Covariate Shift - Challenges and Good Practice
What is covariate shift?
A fundamental assumption in supervised machine learning is that both the training and query data are drawn from the same population/distribution. However, in real-life applications this is very often not the case as the query data distribution is unknown and cannot be guaranteed a-priori. Selection bias in collecting training samples will change the distribution of the training data from that of the overall population. This problem is known as covariate shift in the machine learning literature, and using a machine learning algorithm in this situation can result in spurious and often over-confident predictions.
How do we detect covariate shift?
Covariate shift is only detectable when we have access to query data.
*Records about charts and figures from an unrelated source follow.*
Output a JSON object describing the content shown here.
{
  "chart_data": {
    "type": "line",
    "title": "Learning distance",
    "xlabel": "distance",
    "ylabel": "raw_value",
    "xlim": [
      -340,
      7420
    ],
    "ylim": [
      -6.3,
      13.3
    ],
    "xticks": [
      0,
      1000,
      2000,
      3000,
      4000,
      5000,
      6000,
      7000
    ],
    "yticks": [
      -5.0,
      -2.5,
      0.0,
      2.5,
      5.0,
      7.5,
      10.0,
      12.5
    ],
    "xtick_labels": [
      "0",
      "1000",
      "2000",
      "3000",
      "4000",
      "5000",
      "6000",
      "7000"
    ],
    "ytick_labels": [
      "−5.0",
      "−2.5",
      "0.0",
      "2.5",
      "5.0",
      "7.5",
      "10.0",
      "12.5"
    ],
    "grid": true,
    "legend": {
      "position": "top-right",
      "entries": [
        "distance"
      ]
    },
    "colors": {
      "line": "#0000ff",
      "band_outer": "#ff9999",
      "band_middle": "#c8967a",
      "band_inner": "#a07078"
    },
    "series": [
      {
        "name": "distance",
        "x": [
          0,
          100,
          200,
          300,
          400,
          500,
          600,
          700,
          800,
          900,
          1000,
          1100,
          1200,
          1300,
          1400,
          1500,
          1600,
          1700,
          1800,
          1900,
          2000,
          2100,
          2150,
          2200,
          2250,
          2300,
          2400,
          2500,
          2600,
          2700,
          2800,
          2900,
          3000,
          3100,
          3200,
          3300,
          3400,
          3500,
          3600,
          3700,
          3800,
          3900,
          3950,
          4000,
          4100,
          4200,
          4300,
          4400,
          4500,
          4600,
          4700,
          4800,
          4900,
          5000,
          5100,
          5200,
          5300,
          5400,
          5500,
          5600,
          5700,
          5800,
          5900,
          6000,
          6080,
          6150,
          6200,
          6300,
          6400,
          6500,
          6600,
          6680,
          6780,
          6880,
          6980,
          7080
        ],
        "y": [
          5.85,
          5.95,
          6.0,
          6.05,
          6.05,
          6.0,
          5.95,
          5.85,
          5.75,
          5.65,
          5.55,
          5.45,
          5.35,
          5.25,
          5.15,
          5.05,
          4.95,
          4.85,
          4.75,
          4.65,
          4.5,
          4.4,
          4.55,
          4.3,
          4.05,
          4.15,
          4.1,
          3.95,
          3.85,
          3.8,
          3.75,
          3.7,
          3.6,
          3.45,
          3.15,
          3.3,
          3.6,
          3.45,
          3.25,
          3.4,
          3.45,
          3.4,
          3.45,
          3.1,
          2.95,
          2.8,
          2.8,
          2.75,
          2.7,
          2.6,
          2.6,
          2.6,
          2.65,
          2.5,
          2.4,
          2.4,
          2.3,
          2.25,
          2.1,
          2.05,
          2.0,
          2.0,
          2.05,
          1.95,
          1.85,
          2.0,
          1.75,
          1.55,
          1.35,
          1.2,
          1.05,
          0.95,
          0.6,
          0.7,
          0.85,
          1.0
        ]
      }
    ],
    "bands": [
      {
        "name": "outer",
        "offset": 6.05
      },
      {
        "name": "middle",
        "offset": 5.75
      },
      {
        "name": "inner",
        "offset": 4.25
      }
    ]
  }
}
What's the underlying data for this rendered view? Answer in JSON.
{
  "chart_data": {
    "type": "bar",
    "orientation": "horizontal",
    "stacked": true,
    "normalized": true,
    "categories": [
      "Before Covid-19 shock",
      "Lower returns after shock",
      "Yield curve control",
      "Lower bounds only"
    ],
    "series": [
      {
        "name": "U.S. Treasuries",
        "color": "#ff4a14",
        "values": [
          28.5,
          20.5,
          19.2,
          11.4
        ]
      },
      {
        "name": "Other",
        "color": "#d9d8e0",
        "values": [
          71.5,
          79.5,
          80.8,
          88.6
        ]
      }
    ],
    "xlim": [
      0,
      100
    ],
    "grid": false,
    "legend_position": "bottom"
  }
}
Visualization of training and query data would be helpful to gain an initial impression. Machine learning models can be used to detect covariate shift. For example, Gaussian Process could model the similarity between each query point from feature space of training data. One-class SVMs could detect outliers of training data. Both strategies detect query points that live in a different domain of the feature space from the training dataset.
Strategies for handling covariate shift
We suggest two strategies to mitigate covariate shift: re-weighting training data, and active learning with probabilistic models.
First, re-weighting the training data is the process of matching distribution statistics between the training and query sets in feature space. When the model is trained (and validated) on re-weighted data, it is expected to generalise better to query data. However, significant overlap between training and query datasets is required.
Secondly, there may be a situation where we can acquire the labels of a small portion of the query set, potentially at great expense, to reduce the effects of covariate shift. Probabilistic models are required in this case because they indicate the uncertainty in their prediction. Active learning enables us to optimally select small subsets of query points that aim to maximally shrink the uncertainty in our overall prediction.
Outline/structure of the Session
- Outline the issue of covariate shift and how it can lead to pathological prediction problems
- How to detect covariate shift when we have query data on hand
- Detection of covariate shift in live production
- Regression/classification methods that are robust to covariate shift
- Two strategies for handling covariate shift
- First strategy: Re-weighting training data (for training and validation)
- Second strategy: Active learning with probabilistic models
- Gain an understanding of covariate shift and its effects in production
- Learn methods for detecting covariate shift in a number of situations you are likely to encounter in production
- Learn how to effectively deal with covariate shift
Data scientists and machine learners